Sep 25, 2009
There are a number of Catholics, thankfully not too many, who believe that it would be more pleasing to God if we all gave up our highly technical lives, or money, vacations, etc., and lived on a subsistence level. These same folks are always championing "Western Civilization." They never ask what made Western civilization possible. The existence of great writers and thinkers does not make a civilization. A civilization is made up of all those people who have learned and accepted the values of the great thinkers of that civilization, and in the West, the teaching and contribution of the Catholic Church, not all of which is doctrinal, but intellectual as well. Notice that it is not just the teachings of the Church that made up Western civilization, but the accumulated wisdom of that whole civilization. Even the Church in its theological debates uses philosophical language and concepts developed by the great, and frequently pagan, thinkers.
But how did this wisdom get around? It got around because some folks had excess wealth to finance the development of schools to educate thinkers.
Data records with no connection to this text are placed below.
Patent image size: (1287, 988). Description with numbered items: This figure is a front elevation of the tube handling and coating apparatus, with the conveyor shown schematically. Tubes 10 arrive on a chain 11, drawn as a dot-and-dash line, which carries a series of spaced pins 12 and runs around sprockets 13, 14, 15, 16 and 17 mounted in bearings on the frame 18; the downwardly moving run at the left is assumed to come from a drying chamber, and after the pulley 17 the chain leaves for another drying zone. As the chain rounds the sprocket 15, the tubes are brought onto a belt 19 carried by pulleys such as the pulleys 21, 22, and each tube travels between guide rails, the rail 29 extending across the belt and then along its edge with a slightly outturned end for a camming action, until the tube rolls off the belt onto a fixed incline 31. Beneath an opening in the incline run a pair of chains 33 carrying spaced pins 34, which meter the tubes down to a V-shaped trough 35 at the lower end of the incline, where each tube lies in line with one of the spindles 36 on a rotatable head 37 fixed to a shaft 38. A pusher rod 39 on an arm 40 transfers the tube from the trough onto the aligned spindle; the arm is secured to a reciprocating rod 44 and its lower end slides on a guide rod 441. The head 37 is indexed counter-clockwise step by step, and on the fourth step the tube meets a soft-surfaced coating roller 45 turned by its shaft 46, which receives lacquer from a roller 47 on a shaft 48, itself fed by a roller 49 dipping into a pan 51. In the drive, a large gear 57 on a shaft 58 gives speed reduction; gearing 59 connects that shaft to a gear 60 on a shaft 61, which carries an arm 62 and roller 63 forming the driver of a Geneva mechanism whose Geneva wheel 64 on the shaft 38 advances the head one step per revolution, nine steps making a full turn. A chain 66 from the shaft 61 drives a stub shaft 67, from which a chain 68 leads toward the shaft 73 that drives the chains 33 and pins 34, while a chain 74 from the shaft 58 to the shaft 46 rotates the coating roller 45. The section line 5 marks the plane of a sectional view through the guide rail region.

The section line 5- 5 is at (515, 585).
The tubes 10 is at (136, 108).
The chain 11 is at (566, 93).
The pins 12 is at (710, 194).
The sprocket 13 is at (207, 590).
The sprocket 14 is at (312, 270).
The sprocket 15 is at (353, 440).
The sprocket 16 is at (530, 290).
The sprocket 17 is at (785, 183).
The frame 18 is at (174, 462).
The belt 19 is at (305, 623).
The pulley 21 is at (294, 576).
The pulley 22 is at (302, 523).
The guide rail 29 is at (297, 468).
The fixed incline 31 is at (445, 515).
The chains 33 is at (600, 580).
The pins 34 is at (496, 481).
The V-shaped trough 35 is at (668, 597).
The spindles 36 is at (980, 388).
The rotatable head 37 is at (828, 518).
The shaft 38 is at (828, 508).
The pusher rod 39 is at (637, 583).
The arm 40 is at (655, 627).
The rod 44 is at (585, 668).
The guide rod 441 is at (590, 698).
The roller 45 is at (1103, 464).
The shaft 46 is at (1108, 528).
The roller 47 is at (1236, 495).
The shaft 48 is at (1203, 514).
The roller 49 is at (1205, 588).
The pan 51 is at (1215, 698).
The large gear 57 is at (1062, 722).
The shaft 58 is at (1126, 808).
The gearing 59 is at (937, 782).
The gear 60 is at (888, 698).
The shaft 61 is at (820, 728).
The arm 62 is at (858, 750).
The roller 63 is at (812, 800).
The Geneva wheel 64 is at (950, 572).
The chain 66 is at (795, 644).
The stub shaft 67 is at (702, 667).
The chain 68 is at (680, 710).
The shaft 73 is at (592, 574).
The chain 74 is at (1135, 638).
The early Church Fathers were very educated men. The money of dedicated people sponsored schools which they attended. Think about it: one cannot spend time getting the required learning if one has to put food on the table. Learning requires leisure. Leisure is purchased for the student by someone else. That someone else gives that money to the student or the school, or both, so that the student and teachers do not have to spend their time putting food on the table by farming, or working in an asphalt plant (as yours truly once did) and the like. This means that someone in the society has to have discretionary funds. If we all lived in a subsistence mode, there would be no discretionary funds, and there would be no learning, no churches, no artists.